Furthermore, it was found that EPOs are perceived as more progressive in their gender perspectives, which contradicts available literature. This could be explained by limitations in the studies consulted, which had broad scopes and thus lacked depth on one specific context. Another explanation could be a marked contrast between participants’ earlier and current jobs.

Finally, the perceived role of privilege is to use it to open doors for women. While most interviewees recognised the ways in which privilege had helped them to reach the top, an interesting insight was one comment overlooking the existence of privilege, in line with the myth of meritocracy.


[1] France-Massin, D. 2019. Women in leadership bring better business performance. International Labour Organization (ILO).

[2] Acker, J. (2009). 'From glass ceiling to inequality regimes', Sociologie du travail, 51, pp.199–217.
Cohen, P. N. and Huffman, M. L. (2007). 'Working for the woman? Female managers and the gender wage gap'. American Sociological Review, 72, pp.681-704.

[3] Acker, J. (1990). 'Hierarchies, jobs, bodies: A theory of gendered organizations'. Gender and Society,4, pp.139-158.

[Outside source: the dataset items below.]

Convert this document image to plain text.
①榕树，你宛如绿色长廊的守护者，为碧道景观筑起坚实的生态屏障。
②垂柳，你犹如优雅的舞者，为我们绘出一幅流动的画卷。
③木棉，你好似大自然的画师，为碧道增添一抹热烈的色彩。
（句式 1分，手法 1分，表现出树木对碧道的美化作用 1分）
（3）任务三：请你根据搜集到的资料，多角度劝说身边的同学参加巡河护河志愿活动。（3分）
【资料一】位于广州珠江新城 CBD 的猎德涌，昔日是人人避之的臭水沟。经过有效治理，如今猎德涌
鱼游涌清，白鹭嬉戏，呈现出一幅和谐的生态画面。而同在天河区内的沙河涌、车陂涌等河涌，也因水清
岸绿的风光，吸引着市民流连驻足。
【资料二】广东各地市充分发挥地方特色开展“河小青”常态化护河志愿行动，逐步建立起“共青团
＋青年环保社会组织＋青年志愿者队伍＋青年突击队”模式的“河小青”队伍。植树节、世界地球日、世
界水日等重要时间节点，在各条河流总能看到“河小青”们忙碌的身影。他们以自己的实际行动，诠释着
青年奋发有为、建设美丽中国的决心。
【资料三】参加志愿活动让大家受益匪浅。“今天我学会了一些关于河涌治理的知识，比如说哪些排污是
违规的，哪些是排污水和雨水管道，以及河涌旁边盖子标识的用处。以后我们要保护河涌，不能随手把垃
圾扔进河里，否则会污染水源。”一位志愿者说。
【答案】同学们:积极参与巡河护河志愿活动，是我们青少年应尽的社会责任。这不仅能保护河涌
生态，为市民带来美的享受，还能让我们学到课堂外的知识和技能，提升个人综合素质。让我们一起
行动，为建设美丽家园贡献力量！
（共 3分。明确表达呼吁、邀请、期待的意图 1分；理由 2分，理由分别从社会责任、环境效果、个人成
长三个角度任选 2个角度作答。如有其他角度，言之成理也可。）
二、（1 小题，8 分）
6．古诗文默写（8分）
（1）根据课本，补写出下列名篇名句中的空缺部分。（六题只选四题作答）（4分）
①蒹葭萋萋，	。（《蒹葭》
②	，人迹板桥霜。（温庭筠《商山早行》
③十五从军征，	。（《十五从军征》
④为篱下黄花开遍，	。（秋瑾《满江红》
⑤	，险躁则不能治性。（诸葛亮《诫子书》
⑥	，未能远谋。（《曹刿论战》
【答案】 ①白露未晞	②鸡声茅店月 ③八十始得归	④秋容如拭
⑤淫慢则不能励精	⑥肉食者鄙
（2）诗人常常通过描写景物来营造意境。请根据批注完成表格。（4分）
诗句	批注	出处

[4] Sancier-Sultan, S. S.-M., Julia; Garibian, Diana. (2019). 'Taking the lead for inclusion'. In: Company, M. (ed.) Women Matter. France McKinsey and Company.

[5] Sancier-Sultan, (2019).

[6] Thomas, R. C., Marianne; Mcshane Urban, Kate; Cardazone, Gina; Bohrer, Ali; Mahajan, Sonia; Yee, Lareina; Krivkovich, Alexis; Huang, Jess; Rambachan, Ishanaa; Burns, Tiffany; Trkulja, Tijana (2021). 'Women in the workplace 2021'. In: Company, M. (ed.). McKinsey and Company.

[7] Thomas et al. (2019).

[8] Camarena Adame, M. E. and Saavedra García, M. L. (2018). 'El techo de cristal en méxico. Revista de Estudios de Género'. La Ventana, 5, pp.312-347.

[9] Gioia, D. A., Corley, K. G. and Hamilton, A. L. (2013). 'Seeking qualitative rigor in inductive research: Notes on the gioia methodology'. Organizational Research Methods, 16, pp.15-31.